Compartmentalization of signaling molecules can occur in small, cholesterol-enriched, flask-shaped membrane invaginations termed “caveolae” (11, 13, 34, 39). Caveolins, of which three isoforms have been cloned (cav 1–3), are structural components required for caveolae formation (11, 13, 34, 39). Although all three caveolins have been identified in vascular smooth muscle cells, caveolin-1 is the primary isoform (9, 18, 28, 34, 39). Supporting a role for caveolae in the regulation of arterial smooth muscle local Ca²⁺ signaling is evidence that acute cholesterol depletion with dextrin inhibits Ca²⁺ sparks (23). Similarly, transient K_Ca current frequency is reduced in cerebral artery smooth muscle cells of cav-1-deficient (cav-1^−/−) mice, when compared with wild-type controls (10). In ureter smooth muscle cells, K_Ca channels are found in buoyant membrane fractions, and in cultured myometrial cells K_Ca channels are localized to caveolae (1, 3). Thus cav-1 and caveolae may regulate Ca²⁺ sparks and K_Ca channels in smooth muscle.

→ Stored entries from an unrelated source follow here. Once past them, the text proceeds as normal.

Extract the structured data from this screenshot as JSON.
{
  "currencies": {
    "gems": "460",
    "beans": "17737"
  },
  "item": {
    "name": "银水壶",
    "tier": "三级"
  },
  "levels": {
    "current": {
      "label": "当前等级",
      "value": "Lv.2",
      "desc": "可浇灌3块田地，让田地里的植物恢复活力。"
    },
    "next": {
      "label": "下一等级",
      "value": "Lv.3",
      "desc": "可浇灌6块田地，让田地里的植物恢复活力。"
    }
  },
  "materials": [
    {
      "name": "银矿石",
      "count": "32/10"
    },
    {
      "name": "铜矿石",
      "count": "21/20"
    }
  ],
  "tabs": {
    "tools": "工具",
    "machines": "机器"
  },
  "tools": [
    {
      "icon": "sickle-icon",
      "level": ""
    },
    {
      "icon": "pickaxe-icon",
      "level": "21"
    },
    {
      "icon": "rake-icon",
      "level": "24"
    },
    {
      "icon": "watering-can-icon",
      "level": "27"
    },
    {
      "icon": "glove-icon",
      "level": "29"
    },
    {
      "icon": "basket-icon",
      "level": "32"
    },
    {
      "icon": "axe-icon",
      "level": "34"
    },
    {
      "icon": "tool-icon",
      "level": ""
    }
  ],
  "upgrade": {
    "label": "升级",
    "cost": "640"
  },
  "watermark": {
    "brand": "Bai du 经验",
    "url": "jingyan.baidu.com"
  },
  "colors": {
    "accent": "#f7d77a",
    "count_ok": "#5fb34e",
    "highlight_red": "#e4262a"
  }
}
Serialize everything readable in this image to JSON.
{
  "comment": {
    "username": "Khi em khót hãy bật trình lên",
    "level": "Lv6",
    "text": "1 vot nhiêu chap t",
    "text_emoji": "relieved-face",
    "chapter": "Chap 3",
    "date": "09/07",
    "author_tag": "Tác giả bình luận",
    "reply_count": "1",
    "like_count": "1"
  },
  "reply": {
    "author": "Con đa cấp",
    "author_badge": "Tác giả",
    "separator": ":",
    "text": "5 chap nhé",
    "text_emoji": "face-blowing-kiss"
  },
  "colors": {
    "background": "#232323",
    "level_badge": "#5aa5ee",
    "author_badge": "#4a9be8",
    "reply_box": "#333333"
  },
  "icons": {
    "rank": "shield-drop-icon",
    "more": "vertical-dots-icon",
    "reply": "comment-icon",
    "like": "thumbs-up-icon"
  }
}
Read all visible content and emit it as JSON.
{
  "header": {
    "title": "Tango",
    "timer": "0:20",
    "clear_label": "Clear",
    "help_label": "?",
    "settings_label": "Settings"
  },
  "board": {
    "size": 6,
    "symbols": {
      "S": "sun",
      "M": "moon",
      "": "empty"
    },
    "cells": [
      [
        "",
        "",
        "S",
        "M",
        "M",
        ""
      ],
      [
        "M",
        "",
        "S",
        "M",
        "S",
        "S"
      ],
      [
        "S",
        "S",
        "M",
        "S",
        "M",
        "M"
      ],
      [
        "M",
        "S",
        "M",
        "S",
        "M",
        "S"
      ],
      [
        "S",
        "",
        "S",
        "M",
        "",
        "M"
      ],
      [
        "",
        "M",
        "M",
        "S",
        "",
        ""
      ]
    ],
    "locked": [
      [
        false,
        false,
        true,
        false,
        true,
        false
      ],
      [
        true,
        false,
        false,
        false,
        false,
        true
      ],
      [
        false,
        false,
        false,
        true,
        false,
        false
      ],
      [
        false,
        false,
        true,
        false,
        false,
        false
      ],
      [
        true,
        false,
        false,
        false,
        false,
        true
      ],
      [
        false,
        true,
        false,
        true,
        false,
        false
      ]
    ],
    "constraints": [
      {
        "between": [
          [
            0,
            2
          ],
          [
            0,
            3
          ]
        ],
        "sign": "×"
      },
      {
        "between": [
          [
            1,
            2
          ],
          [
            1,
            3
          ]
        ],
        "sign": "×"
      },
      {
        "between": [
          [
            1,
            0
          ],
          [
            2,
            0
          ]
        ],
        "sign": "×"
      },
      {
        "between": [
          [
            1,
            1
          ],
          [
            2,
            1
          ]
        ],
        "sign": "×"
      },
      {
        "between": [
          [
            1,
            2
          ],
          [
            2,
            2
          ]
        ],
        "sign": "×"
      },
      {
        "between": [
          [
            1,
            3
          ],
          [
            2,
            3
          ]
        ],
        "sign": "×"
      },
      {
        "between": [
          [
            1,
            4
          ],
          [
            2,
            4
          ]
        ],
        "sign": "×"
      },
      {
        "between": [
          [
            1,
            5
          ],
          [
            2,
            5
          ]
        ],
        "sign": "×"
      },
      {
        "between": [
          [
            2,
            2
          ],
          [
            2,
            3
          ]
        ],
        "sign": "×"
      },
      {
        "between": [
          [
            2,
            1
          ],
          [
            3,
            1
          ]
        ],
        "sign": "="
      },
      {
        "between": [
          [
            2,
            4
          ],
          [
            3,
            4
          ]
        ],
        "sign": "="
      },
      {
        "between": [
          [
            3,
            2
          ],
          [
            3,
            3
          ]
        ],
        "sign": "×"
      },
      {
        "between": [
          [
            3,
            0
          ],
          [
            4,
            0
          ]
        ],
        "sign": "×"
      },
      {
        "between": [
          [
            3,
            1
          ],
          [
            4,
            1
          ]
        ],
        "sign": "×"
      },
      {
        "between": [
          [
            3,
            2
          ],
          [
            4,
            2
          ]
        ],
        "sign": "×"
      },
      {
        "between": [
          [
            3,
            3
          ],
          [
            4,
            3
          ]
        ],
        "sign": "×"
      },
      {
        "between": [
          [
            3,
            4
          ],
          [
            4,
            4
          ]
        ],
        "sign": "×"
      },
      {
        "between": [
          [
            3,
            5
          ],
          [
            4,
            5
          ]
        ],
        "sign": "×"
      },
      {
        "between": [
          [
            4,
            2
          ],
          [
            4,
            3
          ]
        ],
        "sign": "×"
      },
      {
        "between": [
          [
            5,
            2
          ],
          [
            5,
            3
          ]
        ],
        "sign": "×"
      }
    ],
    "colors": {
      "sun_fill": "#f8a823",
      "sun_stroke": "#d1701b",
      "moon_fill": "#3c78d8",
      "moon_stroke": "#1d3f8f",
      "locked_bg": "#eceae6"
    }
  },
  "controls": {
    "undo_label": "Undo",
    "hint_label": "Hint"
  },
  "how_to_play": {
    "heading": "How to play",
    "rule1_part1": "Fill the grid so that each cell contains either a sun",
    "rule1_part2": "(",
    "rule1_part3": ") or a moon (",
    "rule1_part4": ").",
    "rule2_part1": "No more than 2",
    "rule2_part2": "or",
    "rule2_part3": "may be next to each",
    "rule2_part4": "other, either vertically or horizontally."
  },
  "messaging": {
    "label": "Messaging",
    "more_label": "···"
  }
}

Here, the communication between voltage-dependent Ca²⁺ channels and RyR channels that generate Ca²⁺ sparks and signaling between Ca²⁺ sparks and K_Ca channels was investigated in cerebral artery smooth muscle cells of cav-1^+/+ and cav-1^−/− mice. Data indicate that cav-1 ablation abolishes caveolae, elevates Ca²⁺ spark frequency, and attenuates Ca²⁺ spark regulation by voltage-dependent Ca²⁺ channels. In contrast, transient K_Ca current activation by Ca²⁺ sparks is unaltered in cav-1^−/− cells, even though there is an increase in K_Ca channel density.

MATERIALS AND METHODS

Tissue preparation

Animal procedures used were reviewed and approved by the Animal Care and Use Committee policies at the University of Tennessee. Age-matched (4–6 wk) cav-1^−/− mice (Cav1^tm1Mls, stock no. 004585; see Ref. 33) or wild-type control (cav-1^+/+) mice were purchased from Jackson Laboratories (Bar Harbor, ME). Mice were killed by peritoneal injection of a pentobarbital sodium overdose (130 mg/kg). The brain was removed and placed into ice-cold (4°C) physiological saline solution (PSS) containing (in mM) 112 NaCl, 4.8 KCl, 26 NaHCO₃, 1.8 CaCl₂, 1.2 MgSO₄, 1.2 KH₂PO₄, and 10 glucose and gassed with 74% N₂-21% O₂-5% CO₂ (pH 7.4). Posterior cerebral, cerebellar, and middle cerebral arteries (∼150 μm in diameter) were removed, cleaned of connective tissue, and maintained in ice-cold Ca²⁺-free buffer (solution A) containing (in mM) 55 NaCl, 80 Na glutamate, 5.6 KCl, 2 MgCl₂, 10 HEPES, and 10 glucose (pH 7.3 with NaOH). For single cell isolation, smooth muscle cells were dissociated from cerebral arteries with the use of enzymes, as previously described (14).

Electron microscopy

The brain was fixed in PSS containing 2.5% glutaraldehyde for 1 h. Cerebral arteries were dissected from the fixed brain, cleaned of connective tissue, and postfixed in 1% osmium tetroxide in PSS for 4 h. Arteries were then rinsed briefly in deionized water and en bloc stained with 2% uranyl acetate in 0.85% sodium chloride overnight at 4°C. Arteries were dehydrated in graded solutions of ethanol, from 30% through 100% for 1 h each, infiltrated with 50% Spurr in 100% ethanol overnight at room temperature, 100% Spurr over an 8-h period involving at least three changes of Spurr, and then cured at 60°C for 2 days. Transverse sections (75 nm) were cut with a Reichert Ultracut E microtome and poststained with uranyl acetate and lead citrate. Cells were observed and photographed with a JEOL 2000EX TEM located in the Electron Microscope Facility at the University of Tennessee Health Science Center.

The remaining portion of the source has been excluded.